Law reports: CASE SUMMARIES; 27 November 1995

Notes of judgments
Click to follow
The Independent Online
The following notes of judgments were prepared by the reporters of the All England Law Reports.

Breath test

DPP v Berry; QBD(DC) (Simon Brown LJ, Scott Baker and Latham JJ); 30 Oct 1995

A defendant who had a low level of understanding and was unable to understand the breath-test procedure had not been deprived of his right to have his specimen of breath replaced under s 8(2) of the Road Traffic Act 1988 when it was clear his condition had been made worse by his admitted consumption of alcohol, since the deprivation was self- induced.

Ben Crosland (CPS) for the prosecutor; the defendant did not appear and was not represented.


Delaney v Delaney; CA (Sir Thomas Bingham MR, Sir John Balcombe); 24 Oct 1995

A county court judge who found a party guilty of contempt for breaking a court order or undertaking did not have power to remand that party in custody while he considered the appropriate sentence to impose.

Philippa Eade (Rustons & Lloyd, Newmarket) for the appellant; James Munby QC (Official Solicitor) as amicus curiae.


R v Finnegan and anor; CA (Crim Div)(Roch LJ, Forbes J, Judge Pownall QC); 1 Nov 1995

Section 35(1) of the Banking Act 1987 (fraudulent inducement to make a deposit) does require that the misleading statement should have induced another person to make a deposit. Were that the case then the charge would be one of obtaining property by deception. The offence is complete once the defendant has made a statement which he knows to be misleading, false or deceptive for the purpose of inducing another person to make a deposit with him or another person. The statement does not have to be communicated to the person whom it is intended to induce to make a deposit; it is sufficient if the statement is made and communicated to someone with the necessary intent or purpose.

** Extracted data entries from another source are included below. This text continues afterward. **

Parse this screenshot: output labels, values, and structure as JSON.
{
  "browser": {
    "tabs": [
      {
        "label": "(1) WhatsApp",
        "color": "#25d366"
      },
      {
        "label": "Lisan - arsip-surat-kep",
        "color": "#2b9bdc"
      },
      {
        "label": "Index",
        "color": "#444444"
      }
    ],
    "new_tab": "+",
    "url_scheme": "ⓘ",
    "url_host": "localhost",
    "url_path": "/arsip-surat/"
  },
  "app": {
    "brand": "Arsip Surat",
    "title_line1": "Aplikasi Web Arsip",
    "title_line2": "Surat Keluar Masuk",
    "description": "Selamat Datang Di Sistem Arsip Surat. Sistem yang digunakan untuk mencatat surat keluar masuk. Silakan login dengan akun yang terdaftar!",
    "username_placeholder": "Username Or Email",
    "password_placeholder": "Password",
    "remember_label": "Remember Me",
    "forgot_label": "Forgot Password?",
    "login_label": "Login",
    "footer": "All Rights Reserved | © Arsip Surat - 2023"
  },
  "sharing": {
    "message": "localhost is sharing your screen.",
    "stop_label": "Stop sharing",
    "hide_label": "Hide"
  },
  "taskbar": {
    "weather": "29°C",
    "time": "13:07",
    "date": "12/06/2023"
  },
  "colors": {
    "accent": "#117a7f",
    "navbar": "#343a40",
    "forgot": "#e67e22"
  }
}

Peter Collier QC, Jeremy Barnett (Registrar of Criminal Appeals) for the appellant; Stuart Browne QC, Neville Spencer Lewis (CPS) for the Crown.


Yorkshire Regional Health Authority v Fairclough Building Ltd and anor; CA (Neill, Evans, Millett LJJ); 1 Nov 1995

The substitution of a new party, who had succeeded to a claim or liability already represented in existing proceedings, pursuant to RSC Ord 15, r 7, did not involve the making of a "new claim" as defined in s 35(2) of the Limitation Act 1980 and accordingly s 35(2) did not deprive the court of jurisdiction to order such substitution after expiry of the relevant limitation period.

John Blackburn QC, Martin Bowdry (Hammond Suddards, Leeds) for the second defendants; Nicholas Denny QC and Andrew Goddard (W.J.M. Lovel, Harrogate) for the plaintiffs.

Road traffic

East Staffordshire BC v Rendell; QBD(DC) (Simon Brown LJ, Sedley J); 3 Nov 1995

The holder of an operator's licence for a private hire vehicle in one controlled district committed an offence under s 46(1)(d) of the Local Government (Miscellaneous Provisions) Act 1976 when he redirected his calls from that controlled district to a telephone on premises in an adjacent controlled district for which he held no licence, since he had made provision for the acceptance of bookings in an area for which he held no licence.

Christopher Kinch (Sharpe Pritchard for Council Solicitor) for the council; Jonathan Galbraith-Martin (Batesh Partnership, Manchester) for the defendant.


R v Davies and ors; CA(Crim Div) (Swinton Thomas LJ, Waterhouse, Harrison JJ); 3 Nov 1995

The test of the competence of a child witness under s 2 of the Criminal Justice Act 1991 is whether the child is able to understand the questions put to him or her, to communicate, to give a coherent and comprehensive account of the matters in relation to which he or she is giving evidence and to distinguish between truth and fiction and between fact and fantasy. Once a child can give a comprehensive account and distinguish between fact and fiction, whether the child is telling the truth or not is a matter for the jury.

The Cleveland guidelines in relation to the conducting of interviews should be regarded as expert advice as to what will normally be the best practice to adopt in seeking to ensure a child's evidence is reliable. In resolving questions that arise under section 32A (video recordings of interviews with children) and the judicial discretion in relation to admissibility under s 78 of the Police and Criminal Evidence Act 1984, the issue was whether fairness required the judge to exclude or to admit the evidence.

Patrick Eccles QC, James Tillyard; Gerald Price QC, Jeffrey Clarke; Ian Peddie QC, Philip D. Marshall; Edward Lyons QC, David J.M. Aubrey; Adrian Fulford QC and Janet Plange (Eaton-Evans & Morris, Haverfordwest); Nigel Mylne QC, Geraint Walters (Paul Settatree & Co, Haverfordwest) for the appellants; Gerard Elias QC, Paul Thomas QC amd Huw Rees (CPS) for the Crown; David Bodey QC (Treasury Solicitor) for the Official Solicitor.